Plaintiff, however, urges that it is not only entitled to have the finding of "no reliance" set aside as a matter of law, but that it is entitled to have judgment entered against Michael Doman. To prevail, plaintiff must sustain its burden of proving the elements of fraud by clear and convincing evidence. The elimination of the factors cited by the trial court to support the conclusion that plaintiff did not rely on the false financial statement does not, however, mean that plaintiff has sustained its affirmative burden of proof.

The organization for which Mr. Fessler had previously worked had been recently acquired by plaintiff at the time of the instant transaction. Plaintiff had a policy that a debtor must fill out a financial statement each time a renewal loan or an additional advancement was granted. Over the approximately five-year period in which Mr. Fessler had made loans to defendant, he had never previously required a financial statement. Mr. Fessler was well acquainted with defendant and noted on the security analysis data sheet of plaintiff that Michael Doman had been an excellent account and that he had been doing business for over five years. Although Mr. Fessler testified that he had relied on the financial statement in increasing defendant's loan, there is considerable evidence in the record to support the inference that the loan was, in fact, granted by reason of Mr. Fessler's long-standing business relationship *22 with defendant.[1] The financial statement emerges as more a formality than as a means of misleading plaintiff's agent. There is no basis to hold that plaintiff has proven by clear and convincing evidence that plaintiff relied upon the financial statement in granting the consolidation loan.


[1] Before statutory exemption from discharge in bankruptcy on ground that money or property had been obtained by false representations can be applicable, creditor must show that debtor made false representations with intention of defrauding creditor and that creditor relied upon and was misled by them. Seaboard Finance Corp. v. Stipelcovich, 176 So. 2d 170 (La. App. 1965); Excel Finance Mid City, Inc. v. Chetta, 160 So. 2d 304 (La. App. 1964).

[2] To show that defendant's liability was not discharged in bankruptcy by reason of false financial statement, plaintiff must show that loan extension or renewal was granted in reliance upon written financial statement made or caused to be made by defendant, that statement was materially false, and that statement was made or caused to be made by defendant with intent to deceive.
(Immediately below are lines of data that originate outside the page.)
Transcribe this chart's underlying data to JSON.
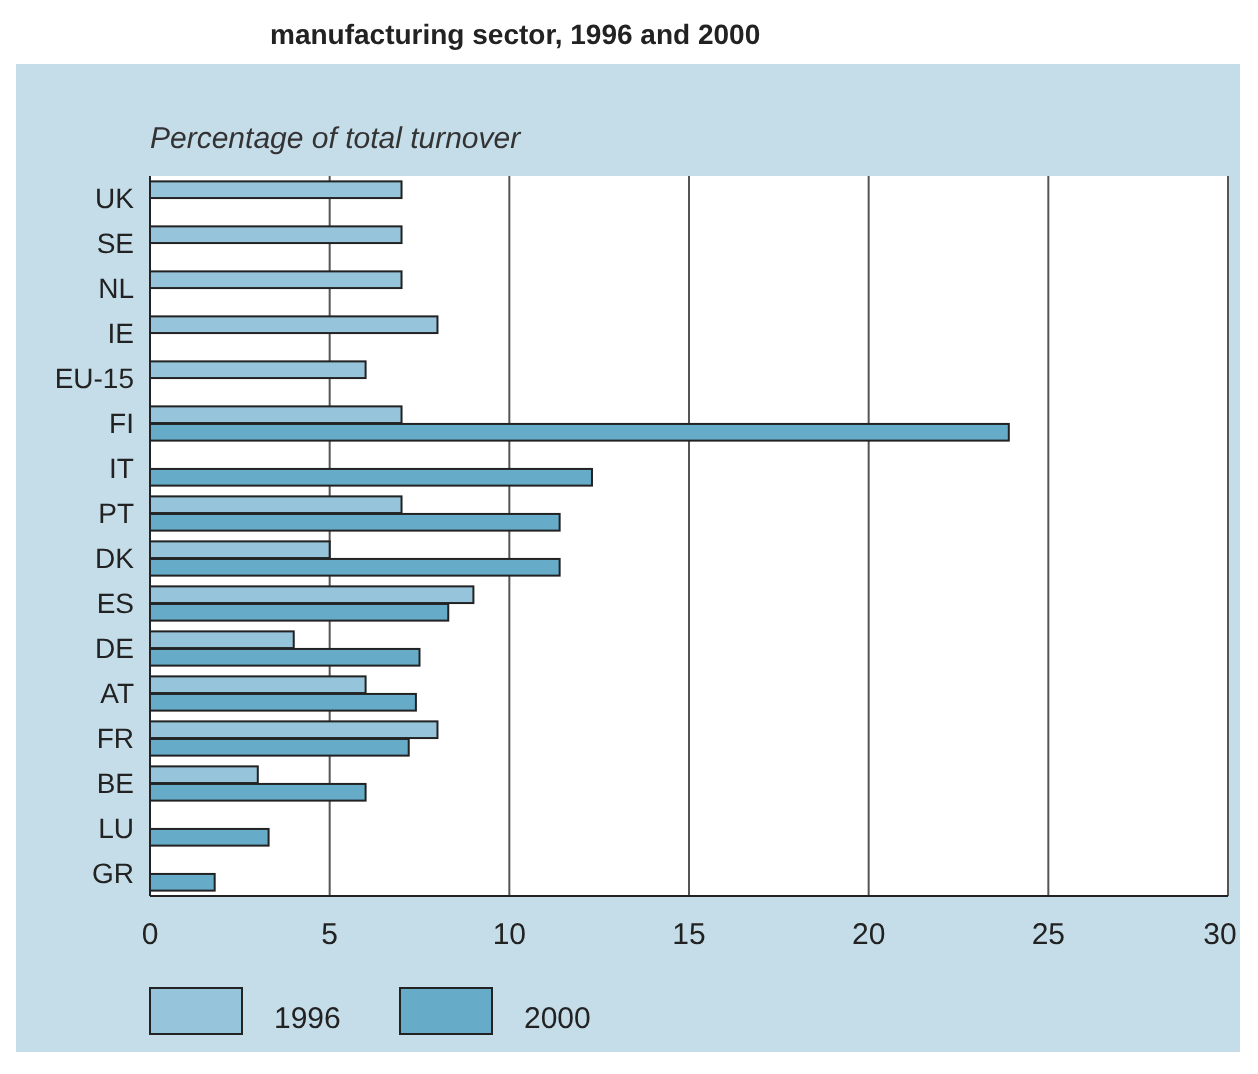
{
  "chart_data": {
    "type": "bar",
    "orientation": "horizontal",
    "title": "manufacturing sector, 1996 and 2000",
    "xlabel": "Percentage of total turnover",
    "categories": [
      "UK",
      "SE",
      "NL",
      "IE",
      "EU-15",
      "FI",
      "IT",
      "PT",
      "DK",
      "ES",
      "DE",
      "AT",
      "FR",
      "BE",
      "LU",
      "GR"
    ],
    "series": [
      {
        "name": "1996",
        "color": "#96c4da",
        "values": [
          7,
          7,
          7,
          8,
          6,
          7,
          null,
          7,
          5,
          9,
          4,
          6,
          8,
          3,
          null,
          null
        ]
      },
      {
        "name": "2000",
        "color": "#66abc8",
        "values": [
          null,
          null,
          null,
          null,
          null,
          23.9,
          12.3,
          11.4,
          11.4,
          8.3,
          7.5,
          7.4,
          7.2,
          6.0,
          3.3,
          1.8
        ]
      }
    ],
    "xlim": [
      0,
      30
    ],
    "xticks": [
      0,
      5,
      10,
      15,
      20,
      25,
      30
    ],
    "grid": "x",
    "legend": "bottom"
  }
}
Midland Discount Co. v. Robichaux, 184 So. 2d 93 (La. App. 1966); Family Finance Corp. v. Hodges, 63 Misc.2d 74, 311 N.Y.S.2d 222 (1970).

[3] Diaz et al. v. Industrial Commission of Utah et al., 80 Utah 77, 13 P.2d 307 (1932); Page v. Federal Security Insurance Co., 8 Utah 2d 226, 332 P.2d 666 (1958).

[1] See Family Finance Corp. v. Hodges, 63 Misc.2d 74, 311 N.Y.S.2d 222, 225 (1970), wherein the court concluded that a renewal loan was made on the basis of the borrower's past record of payments and not because of the routine financial statements she was required to fill out with each renewal. Also see Family Finance Corp. v. Secchio, 65 Misc.2d 344, 316 N.Y.S.2d 794, 797 (1970); Friendly Finance Service Mid-City Inc. v. Windham, La. App., 240 So. 2d 26 (1970); Local 155 UAW Credit Union v. Zalewski, 25 Mich. App. 230, 181 N.W.2d 288 (1970).